The view out of our kitchen window.

We did manage to move the mobile chicken coop to a new swath of pasture, which ended up taking two extra people and two extra hours and ended in us darting for the house before the sky opened up. Because really, who wants to be handling electronet fencing in a thunderstorm? It is all quite hilarious looking back on it now, possibly even post worthy. I also harvested some produce, the most notable being 2 pounds of beans destined for pickling and was able to put up 8 jars of pesto. Outside of those accomplishments, and the usual daily chores, nothing else got done.
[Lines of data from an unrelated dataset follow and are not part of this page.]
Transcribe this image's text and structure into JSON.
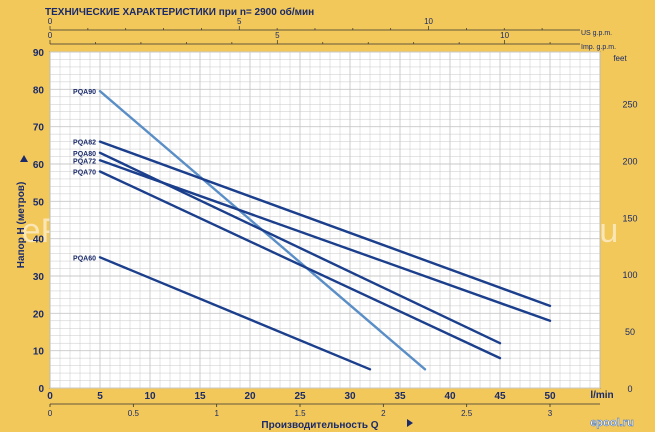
{
  "header": {
    "title": "ТЕХНИЧЕСКИЕ ХАРАКТЕРИСТИКИ при n= 2900 об/мин"
  },
  "watermark": {
    "text": "ePool.ru",
    "logo_text": "epool.ru"
  },
  "colors": {
    "background": "#f2c85a",
    "plot_bg": "#ffffff",
    "grid": "#c8c8c8",
    "curve_main": "#1b3f8c",
    "curve_pqa90": "#5a8ec7",
    "text": "#1a2a6a"
  },
  "chart_data": {
    "type": "line",
    "title": "ТЕХНИЧЕСКИЕ ХАРАКТЕРИСТИКИ при n= 2900 об/мин",
    "xlabel": "Производительность Q",
    "ylabel": "Напор Н (метров)",
    "x_unit": "l/min",
    "y_right_unit": "feet",
    "top_scale1_unit": "US g.p.m.",
    "top_scale2_unit": "Imp. g.p.m.",
    "xlim": [
      0,
      55
    ],
    "ylim": [
      0,
      90
    ],
    "grid": true,
    "x_ticks": [
      0,
      5,
      10,
      15,
      20,
      25,
      30,
      35,
      40,
      45,
      50
    ],
    "y_ticks": [
      0,
      10,
      20,
      30,
      40,
      50,
      60,
      70,
      80,
      90
    ],
    "bottom_secondary_ticks": [
      "0",
      "0.5",
      "1",
      "1.5",
      "2",
      "2.5",
      "3"
    ],
    "right_ticks": [
      "0",
      "50",
      "100",
      "150",
      "200",
      "250"
    ],
    "top_us_ticks": [
      "0",
      "5",
      "10"
    ],
    "top_imp_ticks": [
      "0",
      "5",
      "10"
    ],
    "series": [
      {
        "name": "PQA90",
        "points": [
          [
            5,
            79.5
          ],
          [
            37.5,
            5
          ]
        ]
      },
      {
        "name": "PQA82",
        "points": [
          [
            5,
            66
          ],
          [
            50,
            22
          ]
        ]
      },
      {
        "name": "PQA80",
        "points": [
          [
            5,
            63
          ],
          [
            45,
            12
          ]
        ]
      },
      {
        "name": "PQA72",
        "points": [
          [
            5,
            61
          ],
          [
            50,
            18
          ]
        ]
      },
      {
        "name": "PQA70",
        "points": [
          [
            5,
            58
          ],
          [
            45,
            8
          ]
        ]
      },
      {
        "name": "PQA60",
        "points": [
          [
            5,
            35
          ],
          [
            32,
            5
          ]
        ]
      }
    ]
  }
}
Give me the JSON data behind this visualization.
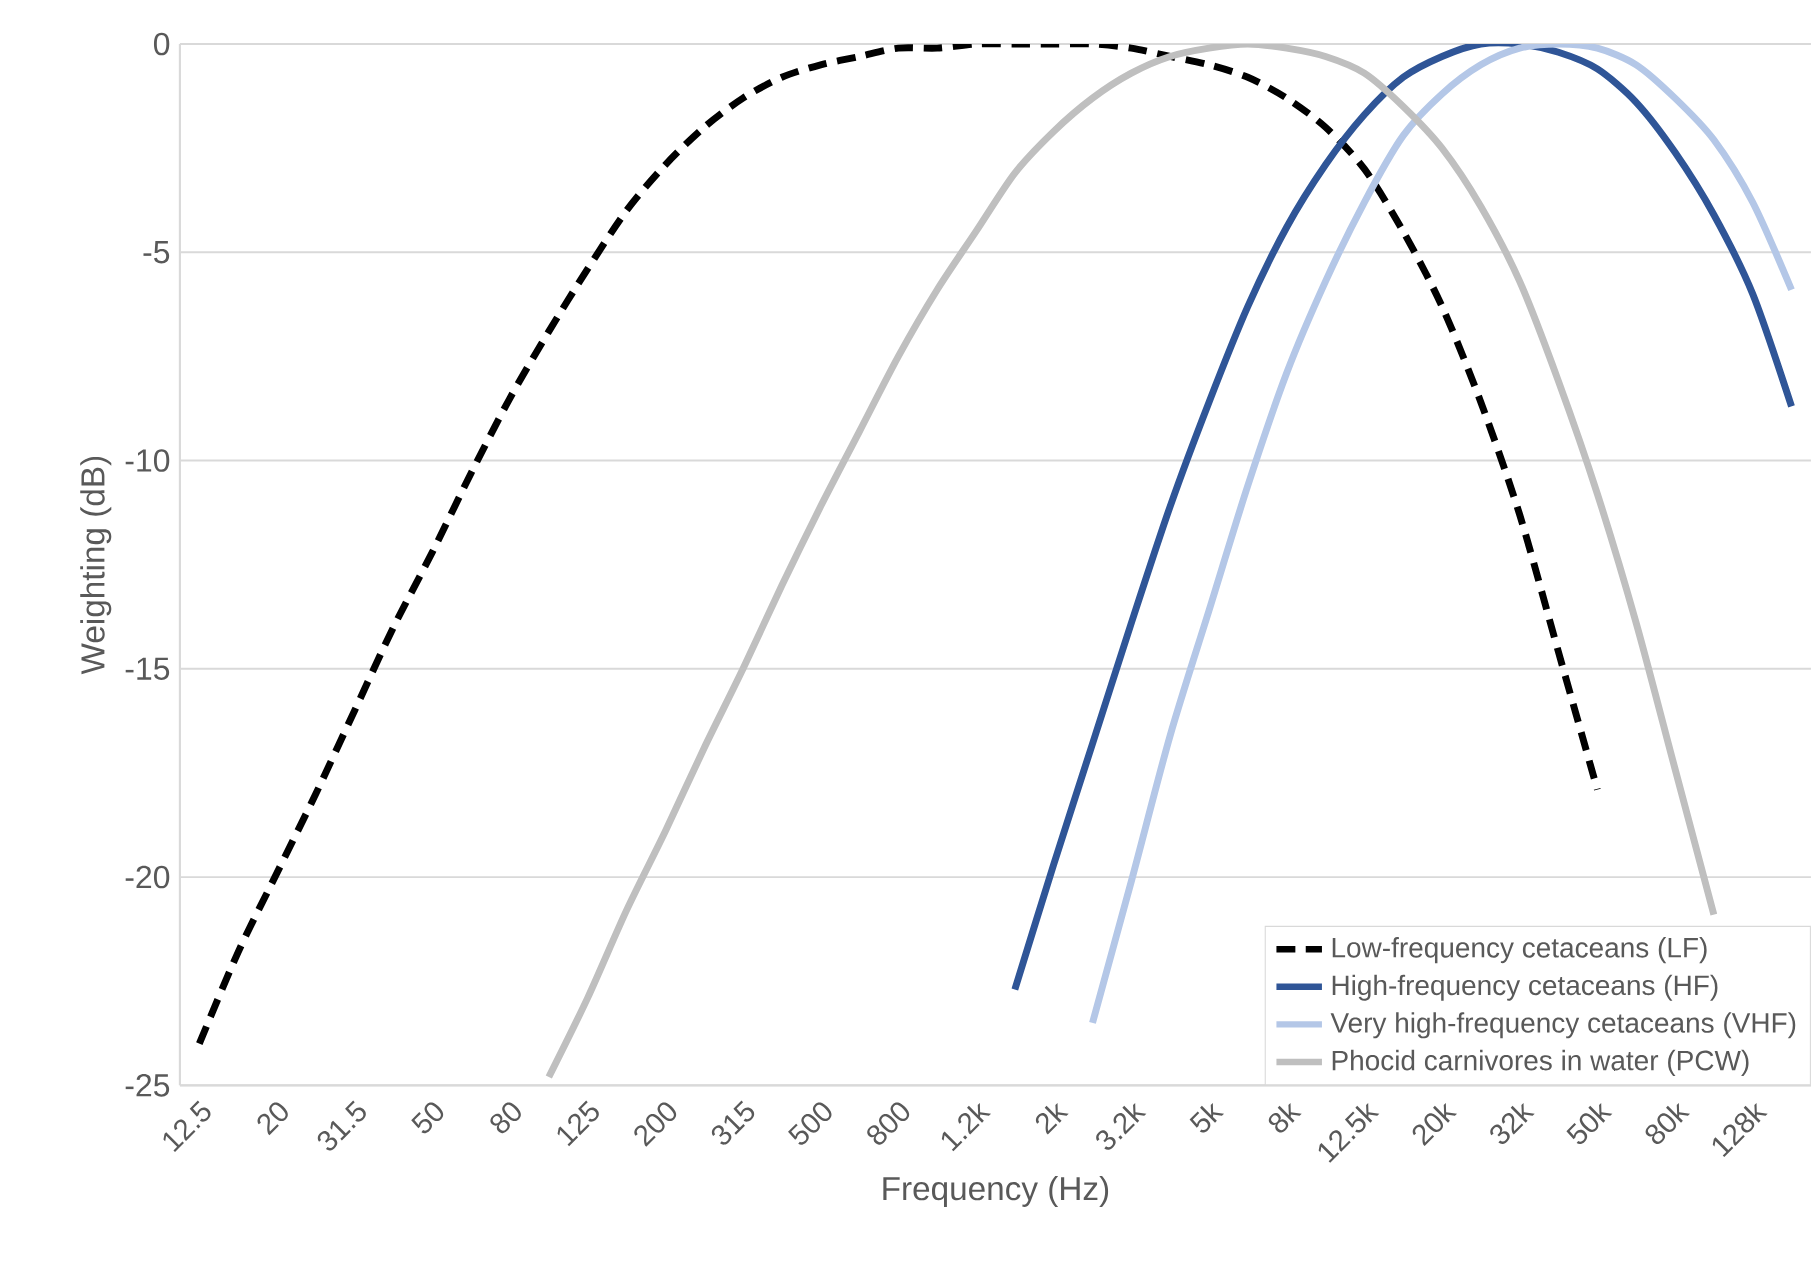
{
  "chart_data": {
    "type": "line",
    "xlabel": "Frequency (Hz)",
    "ylabel": "Weighting (dB)",
    "categories": [
      "12.5",
      null,
      "20",
      null,
      "31.5",
      null,
      "50",
      null,
      "80",
      null,
      "125",
      null,
      "200",
      null,
      "315",
      null,
      "500",
      null,
      "800",
      null,
      "1.2k",
      null,
      "2k",
      null,
      "3.2k",
      null,
      "5k",
      null,
      "8k",
      null,
      "12.5k",
      null,
      "20k",
      null,
      "32k",
      null,
      "50k",
      null,
      "80k",
      null,
      "128k",
      null
    ],
    "series": [
      {
        "name": "Low-frequency cetaceans (LF)",
        "color": "#000000",
        "line_style": "dashed",
        "values": [
          -24.0,
          -21.8,
          -19.9,
          -18.0,
          -16.0,
          -14.0,
          -12.2,
          -10.3,
          -8.5,
          -6.9,
          -5.4,
          -4.0,
          -2.9,
          -2.0,
          -1.3,
          -0.8,
          -0.5,
          -0.3,
          -0.1,
          -0.1,
          0.0,
          0.0,
          0.0,
          0.0,
          -0.1,
          -0.3,
          -0.5,
          -0.8,
          -1.3,
          -2.0,
          -3.0,
          -4.5,
          -6.3,
          -8.6,
          -11.3,
          -14.6,
          -17.9,
          null,
          null,
          null,
          null,
          null
        ]
      },
      {
        "name": "High-frequency cetaceans (HF)",
        "color": "#2f5597",
        "line_style": "solid",
        "values": [
          null,
          null,
          null,
          null,
          null,
          null,
          null,
          null,
          null,
          null,
          null,
          null,
          null,
          null,
          null,
          null,
          null,
          null,
          null,
          null,
          null,
          -22.7,
          -19.7,
          -16.8,
          -13.9,
          -11.1,
          -8.6,
          -6.3,
          -4.4,
          -2.9,
          -1.7,
          -0.8,
          -0.3,
          0.0,
          0.0,
          -0.2,
          -0.6,
          -1.4,
          -2.6,
          -4.1,
          -6.0,
          -8.7
        ]
      },
      {
        "name": "Very high-frequency cetaceans (VHF)",
        "color": "#b4c7e7",
        "line_style": "solid",
        "values": [
          null,
          null,
          null,
          null,
          null,
          null,
          null,
          null,
          null,
          null,
          null,
          null,
          null,
          null,
          null,
          null,
          null,
          null,
          null,
          null,
          null,
          null,
          null,
          -23.5,
          -20.1,
          -16.6,
          -13.6,
          -10.6,
          -7.9,
          -5.7,
          -3.8,
          -2.2,
          -1.2,
          -0.5,
          -0.1,
          0.0,
          -0.1,
          -0.5,
          -1.3,
          -2.3,
          -3.8,
          -5.9
        ]
      },
      {
        "name": "Phocid carnivores in water (PCW)",
        "color": "#bfbfbf",
        "line_style": "solid",
        "values": [
          null,
          null,
          null,
          null,
          null,
          null,
          null,
          null,
          null,
          -24.8,
          -22.9,
          -20.8,
          -18.9,
          -16.9,
          -15.0,
          -13.0,
          -11.1,
          -9.3,
          -7.5,
          -5.9,
          -4.5,
          -3.1,
          -2.1,
          -1.3,
          -0.7,
          -0.3,
          -0.1,
          0.0,
          -0.1,
          -0.3,
          -0.7,
          -1.5,
          -2.5,
          -3.9,
          -5.7,
          -8.1,
          -10.8,
          -13.9,
          -17.4,
          -20.9,
          null,
          null
        ]
      }
    ],
    "ylim": [
      -25,
      0
    ],
    "yticks": [
      0,
      -5,
      -10,
      -15,
      -20,
      -25
    ],
    "grid": "y",
    "legend": "bottom right"
  }
}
Waiting for a trim and pickling.

It has also been hard getting back into the swing of things after being away for 4 days. Upon arriving home, it seemed as if, the only thing that had grown were the weeds and I think we are both struggling with being extremely overwhelmed by how far behind we feel. So in that vein, and to please my Type A personality, here is our “To Do” list for the upcoming week:

  1. Make and can Dilly Beans.
  2. Weed herb garden.
  3. Harvest some lemon balm, parsley, basil, cilantro, sage, thyme, tarragon, and marjoram.
  4. Dry, freeze or otherwise process said herbs.
  5. Weed, weed, and more weeding of vegetable garden. Problem here is, by the time we get done weeding the entire garden the weeds are growing back in where we started.
  6. Create some kind of support for the sweet corn.
  7. Tend slicing and cherry tomatoes – prune, snip, re-tie/support.
  8. Come up with a way to trellis paste tomatoes. These have gotten quite out of hand and we are at a loss for a good way to support them that also allows us to easily harvest the ripe fruit.
  9. Try to train pole beans back onto their respective poles. I have never had a problem with this in the past but this year they just seem to have a mind of their own.
  10. Pick and trim swiss chard.
  11. Freeze what chard we do not use this week.
  12. Pick lettuce, beets, eggplant, peppers, squash, possibly fingerling potatoes.
  13. Weed sweet potatoes.
  14. Plant fall crops. We are kind of late with this but I would like to throw, at least, some peas and spinach in.
  15. Weed asparagus and rhubarb bed.
  16. Fence in pine trees in front pasture and move sheep into said pasture.
  17. Move Lilac out of front pasture, break-up middle pasture and move her into first section.
  18. Move pigs to other end of, what will become, the garlic patch.
  19. Lay down manure to “bake” in sun on the section pigs just rooted.
  20. Muck out chicken coop and lay down new litter for “deep bed method.”
  21. Muck out stalls and big section of barn.
  22. Pick up peaches from local orchard.
  23. Jam, can and freeze peaches.
  24. Pick rest of boysenberries off bush by barn and process.
  25. Name lambs and send in registration for all sheep.
  26. Find a Ram that fits all of our criteria and set up a plan for getting him here by October 1st, to use for breeding in November.
  27. Order hive and have beekeeper relocate the bees that have taken up residence in barn wall.
  28. Place grass-fed beef order for winter. Hopefully this will be the last time and next year we will be running our own steers.
  29. Go over budget and accounting for farm books.
  30. Work out plan for winter food storage.

Well, what do you think? Can we get it all done by next Sunday night? What is on your “To Do” list this week?